Val d’Ornain : une forte mobilisation contre le projet de quai de transfert des déchets près de Chardogne

Val d’Ornain : une forte mobilisation contre le projet de quai de transfert des déchets près de Chardogne.   

 

Près d’une centaine de personnes ont participé, samedi 5 septembre, à une réunion publique d’information consacrée au projet de quai de transfert des déchets envisagé à proximité de Chardogne, sur le territoire de la commune de Val d’Ornain.

La Communauté d’Agglomération Meuse Grand Sud (CAMGS) étudie l’implantation de cette infrastructure sur la zone du Bouchot, un site qui a été retenu parmi cinq emplacements étudiés.

Les déchets de 49 communes concernés

Un quai de transfert est un site intermédiaire permettant de regrouper les déchets collectés par les camions-bennes avant leur rechargement dans des semi-remorques.

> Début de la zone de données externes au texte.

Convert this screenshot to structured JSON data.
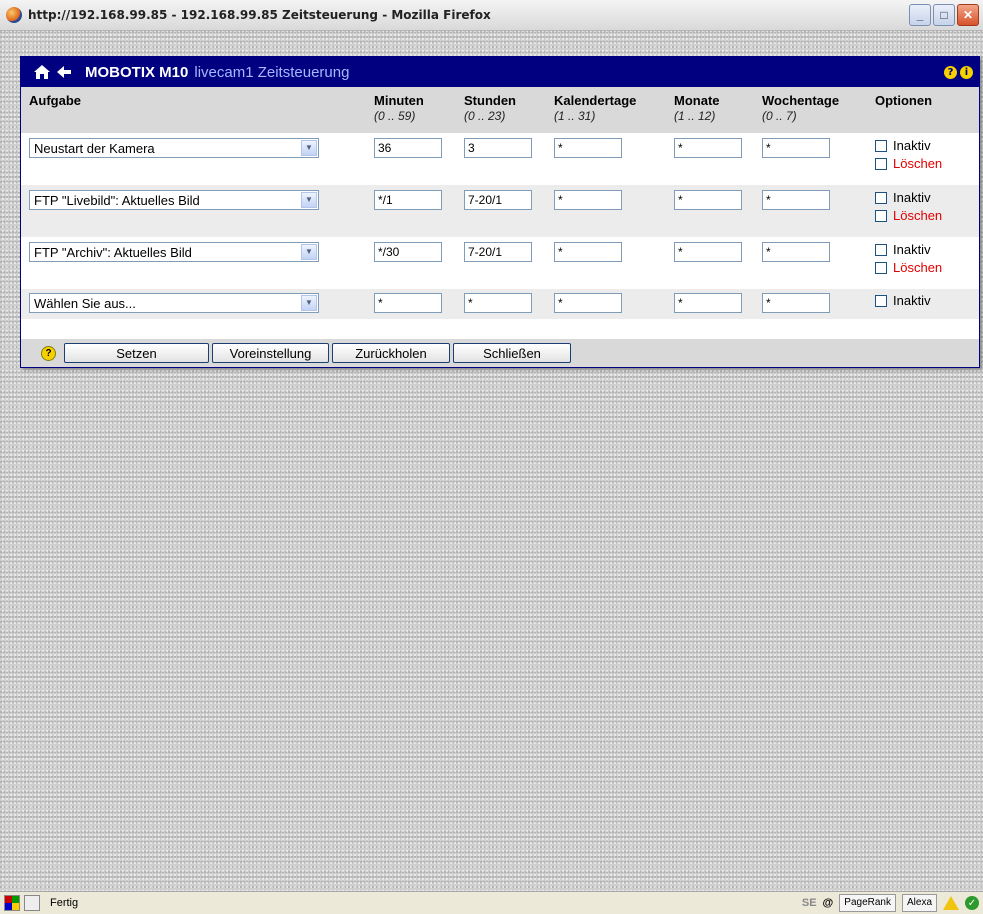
{
  "window": {
    "title": "http://192.168.99.85 - 192.168.99.85 Zeitsteuerung - Mozilla Firefox",
    "min_glyph": "_",
    "max_glyph": "□",
    "close_glyph": "✕"
  },
  "header": {
    "brand": "MOBOTIX M10",
    "page": "livecam1 Zeitsteuerung",
    "help_glyph": "?",
    "info_glyph": "i"
  },
  "table": {
    "columns": [
      {
        "label": "Aufgabe",
        "range": ""
      },
      {
        "label": "Minuten",
        "range": "(0 .. 59)"
      },
      {
        "label": "Stunden",
        "range": "(0 .. 23)"
      },
      {
        "label": "Kalendertage",
        "range": "(1 .. 31)"
      },
      {
        "label": "Monate",
        "range": "(1 .. 12)"
      },
      {
        "label": "Wochentage",
        "range": "(0 .. 7)"
      },
      {
        "label": "Optionen",
        "range": ""
      }
    ],
    "rows": [
      {
        "task": "Neustart der Kamera",
        "minutes": "36",
        "hours": "3",
        "days": "*",
        "months": "*",
        "weekdays": "*",
        "opt_inactive": "Inaktiv",
        "opt_delete": "Löschen"
      },
      {
        "task": "FTP \"Livebild\": Aktuelles Bild",
        "minutes": "*/1",
        "hours": "7-20/1",
        "days": "*",
        "months": "*",
        "weekdays": "*",
        "opt_inactive": "Inaktiv",
        "opt_delete": "Löschen"
      },
      {
        "task": "FTP \"Archiv\": Aktuelles Bild",
        "minutes": "*/30",
        "hours": "7-20/1",
        "days": "*",
        "months": "*",
        "weekdays": "*",
        "opt_inactive": "Inaktiv",
        "opt_delete": "Löschen"
      },
      {
        "task": "Wählen Sie aus...",
        "minutes": "*",
        "hours": "*",
        "days": "*",
        "months": "*",
        "weekdays": "*",
        "opt_inactive": "Inaktiv"
      }
    ]
  },
  "footer": {
    "help_glyph": "?",
    "buttons": [
      "Setzen",
      "Voreinstellung",
      "Zurückholen",
      "Schließen"
    ]
  },
  "statusbar": {
    "status": "Fertig",
    "seo": "SE",
    "pagerank": "PageRank",
    "alexa": "Alexa"
  },
  "colors": {
    "header_bg": "#000080",
    "delete_red": "#e00000"
  }
}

Le projet concernerait les ordures ménagères et les déchets recyclables de 49 communes : les 33 communes de la Communauté d’Agglomération Meuse Grand Sud et les 16 communes de la Communauté de communes du Pays de Revigny.

Les déchets ménagers seraient ensuite dirigés vers l’incinérateur de Ludres, tandis que les déchets recyclables prendraient la direction de Chavelot, dans les Vosges.

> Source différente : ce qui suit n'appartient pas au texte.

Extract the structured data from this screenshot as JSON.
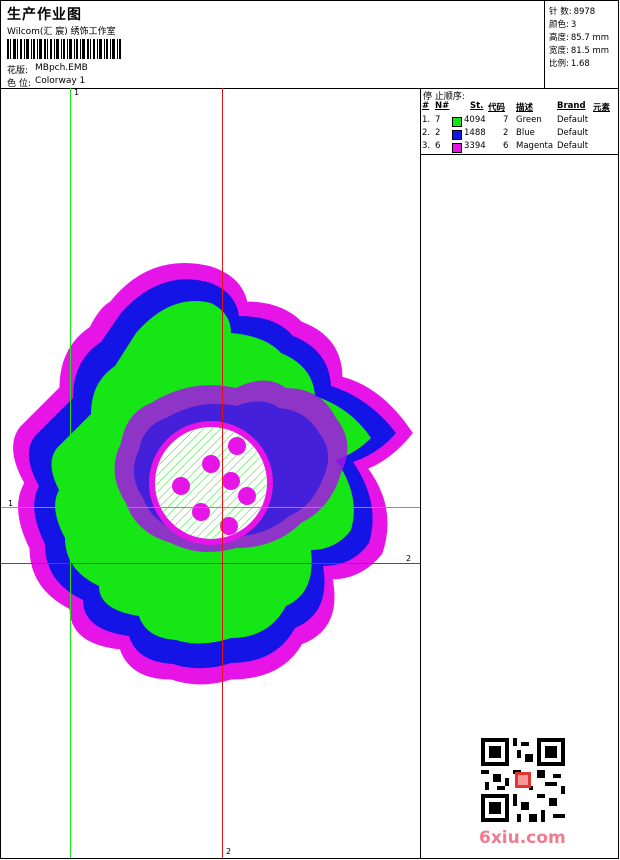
{
  "header": {
    "title": "生产作业图",
    "company": "Wilcom(汇 宸) 绣饰工作室",
    "pattern_label": "花版:",
    "pattern_value": "MBpch.EMB",
    "color_label": "色 位:",
    "color_value": "Colorway 1"
  },
  "stats": [
    {
      "label": "针 数:",
      "value": "8978"
    },
    {
      "label": "颜色:",
      "value": "3"
    },
    {
      "label": "高度:",
      "value": "85.7 mm"
    },
    {
      "label": "宽度:",
      "value": "81.5 mm"
    },
    {
      "label": "比例:",
      "value": "1.68"
    }
  ],
  "canvas": {
    "marker_1_top": "1",
    "marker_1_left": "1",
    "marker_2_right": "2",
    "marker_2_bottom": "2"
  },
  "colors": {
    "green": "#16e616",
    "blue": "#1414e6",
    "magenta": "#e614e6",
    "red_line": "#e31414"
  },
  "stop_sequence": {
    "title": "停 止顺序:",
    "headers": [
      "#",
      "N#",
      "St.",
      "代码",
      "描述",
      "Brand",
      "元素"
    ],
    "rows": [
      {
        "idx": "1.",
        "n": "7",
        "st": "4094",
        "code": "7",
        "desc": "Green",
        "brand": "Default",
        "color": "#16e616"
      },
      {
        "idx": "2.",
        "n": "2",
        "st": "1488",
        "code": "2",
        "desc": "Blue",
        "brand": "Default",
        "color": "#1414e6"
      },
      {
        "idx": "3.",
        "n": "6",
        "st": "3394",
        "code": "6",
        "desc": "Magenta",
        "brand": "Default",
        "color": "#e614e6"
      }
    ]
  },
  "watermark": "6xiu.com"
}
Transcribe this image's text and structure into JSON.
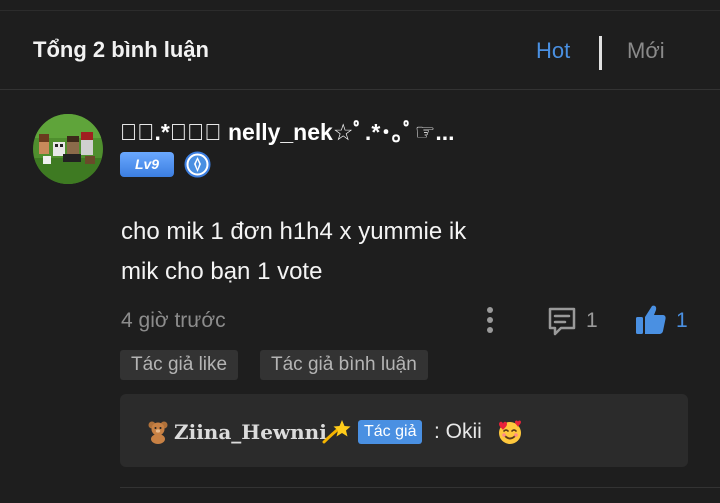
{
  "header": {
    "title": "Tổng 2 bình luận",
    "sort_hot": "Hot",
    "sort_new": "Mới",
    "active_sort": "Hot"
  },
  "comment": {
    "username": "☆ﾟ.*･｡ﾟ nelly_nek☆ﾟ.*･｡ﾟ☞...",
    "level_badge": "Lv9",
    "lines": [
      "cho mik 1 đơn h1h4 x yummie ik",
      "mik cho bạn 1 vote"
    ],
    "time": "4 giờ trước",
    "reply_count": "1",
    "like_count": "1",
    "tags": [
      "Tác giả like",
      "Tác giả bình luận"
    ],
    "icons": [
      "more-vertical-icon",
      "comment-icon",
      "thumbs-up-icon",
      "medal-icon"
    ]
  },
  "reply": {
    "name": "Ziina_Hewnni",
    "author_badge": "Tác giả",
    "text": ": Okii",
    "icons": [
      "teddy-bear-icon",
      "dizzy-star-icon",
      "smiling-face-hearts-icon"
    ]
  },
  "colors": {
    "background": "#1e1e1e",
    "accent": "#4a90e2",
    "muted": "#8c8c8c",
    "reply_box": "#2b2b2b"
  }
}
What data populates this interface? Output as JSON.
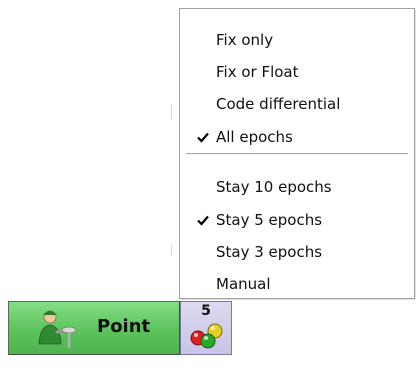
{
  "menu": {
    "items": [
      {
        "label": "Fix only",
        "checked": false
      },
      {
        "label": "Fix or Float",
        "checked": false
      },
      {
        "label": "Code differential",
        "checked": false
      },
      {
        "label": "All epochs",
        "checked": true
      }
    ],
    "items2": [
      {
        "label": "Stay 10 epochs",
        "checked": false
      },
      {
        "label": "Stay 5 epochs",
        "checked": true
      },
      {
        "label": "Stay 3 epochs",
        "checked": false
      },
      {
        "label": "Manual",
        "checked": false
      }
    ]
  },
  "toolbar": {
    "point_label": "Point",
    "point_icon": "surveyor-icon",
    "status_count": "5",
    "status_icon": "traffic-balls-icon"
  },
  "colors": {
    "point_button": "#5cc35b",
    "status_button": "#c9c4e6",
    "ball_red": "#e02020",
    "ball_yellow": "#e8d020",
    "ball_green": "#2aa82a"
  }
}
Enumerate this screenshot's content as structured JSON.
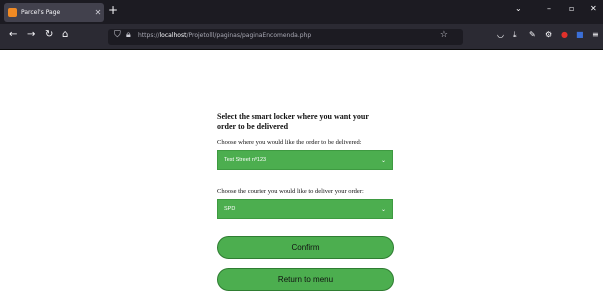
{
  "browser": {
    "tab_title": "Parcel's Page",
    "new_tab_icon": "+",
    "url_prefix": "https://",
    "url_host": "localhost",
    "url_path": "/Projetolll/paginas/paginaEncomenda.php"
  },
  "page": {
    "heading_line1": "Select the smart locker where you want your",
    "heading_line2": "order to be delivered",
    "locker_label": "Choose where you would like the order to be delivered:",
    "locker_value": "Test Street nº123",
    "courier_label": "Choose the courier you would like to deliver your order:",
    "courier_value": "SPD",
    "confirm_label": "Confirm",
    "return_label": "Return to menu"
  },
  "colors": {
    "accent_green": "#4cae4f",
    "chrome_dark": "#1c1b22",
    "toolbar": "#2b2a33"
  }
}
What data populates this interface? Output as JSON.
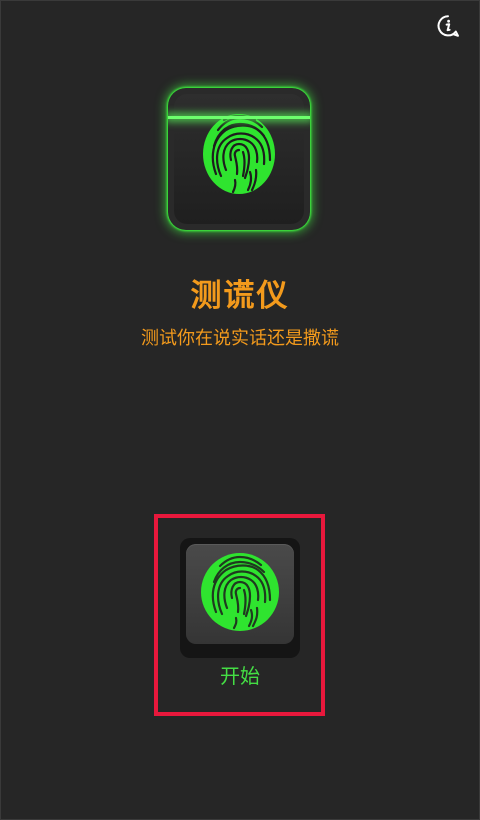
{
  "header": {
    "info_icon": "info-icon"
  },
  "hero": {
    "icon": "fingerprint-scanner-icon",
    "title": "测谎仪",
    "subtitle": "测试你在说实话还是撒谎"
  },
  "action": {
    "icon": "fingerprint-icon",
    "start_label": "开始"
  },
  "colors": {
    "background": "#262626",
    "accent_orange": "#f39a1c",
    "fingerprint_green": "#2fe42f",
    "highlight_red": "#e8183c"
  }
}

Nuisances et sécurité routière au cœur des inquiétudes

Lors de la réunion, les habitants ont fait part de nombreuses interrogations et inquiétudes concernant les conséquences d'une telle implantation.

Les opposants évoquent notamment les nuisances sonores, visuelles et olfactives, mais également les impacts environnementaux et l'augmentation de la circulation des poids lourds dans un secteur où la sécurité routière suscite déjà des préoccupations, notamment à proximité du croisement de la briquerie.

Autre sujet régulièrement évoqué : la valeur immobilière des habitations situées à proximité du futur site. Plusieurs habitants s'interrogent sur les conséquences que pourrait avoir la présence d'un centre de transfert des déchets sur la valeur de leur maison.

Chardogne catégoriquement opposée

La position de la municipalité de Chardogne est, elle, sans ambiguïté. Le maire et le conseil municipal ont clairement et catégoriquement indiqué être opposés au projet d'implantation sur la zone du Bouchot.

La municipalité est soutenue par un collectif d'habitants de Chardogne, mais également de Val d'Ornain. Celui-ci envisage désormais la création d'une association afin de poursuivre la mobilisation et de faire entendre la voix des riverains.

À l'issue de la réunion publique, les deux pétitions lancées contre le projet avaient déjà recueilli 125 signatures papier et 175 signatures numériques, soit 300 signatures au total.

Val d'Ornain adopte une position plus prudente

Du côté de la mairie de Val d'Ornain, le ton est pour l'instant beaucoup plus prudent. La commune rappelle que le dossier présenté à ce stade n'est pas définitif et pourrait encore évoluer.

La municipalité précise notamment sur le site internet de la commune avant la réunion: « Le 24 juin dernier, M. Benoît Dejaiffe, 8ᵉ vice-président de la CAMGS en charge de l'énergie, des déchets et de l'environnement, est venu présenter ce préprojet au conseil municipal de Val d'Ornain. Il a indiqué à cette occasion que ce dernier n'était pas définitif et qu'il allait encore évoluer. » Et d'ajouter : « À ce jour, la commune ne dispose pas d'éléments plus avancés. Nous suivrons attentivement l'évolution du dossier et vous tiendrons informés dès lors que nous obtiendrons des informations concrètes. »

Le Maire indique a notre micro à la suite de la réunion qu'il n'est pas favorable a ce projet.

Le projet n'en est donc encore qu'au stade de l'étude et de la faisabilité, mais la mobilisation observée samedi montre déjà que son éventuelle implantation sur la zone du Bouchot suscite une vive opposition locale. Du côté du SDED52 syndicat départemental, d'énergie et des déchets de Haute Marne, qui gère l'actuel centre de Transfert de Saint Dizier, on précise qu'actuellement il y a des déchets qui proviennent de la Copary et de Meuse Grand Sud. Mais l'organisme précise surtout "aucune fermeture de ce site n’est envisagée." Le SDED 52 ajoute que l'organisme "a d’ailleurs récemment investi dans son agrandissement du quai de transfert de Saint-Dizier, afin d’améliorer les conditions de gestion et de transfert des déchets." Le dossier devrait continuer à être suivi de près dans les prochaines semaines par les habitants, les élus et les différentes collectivités concernées.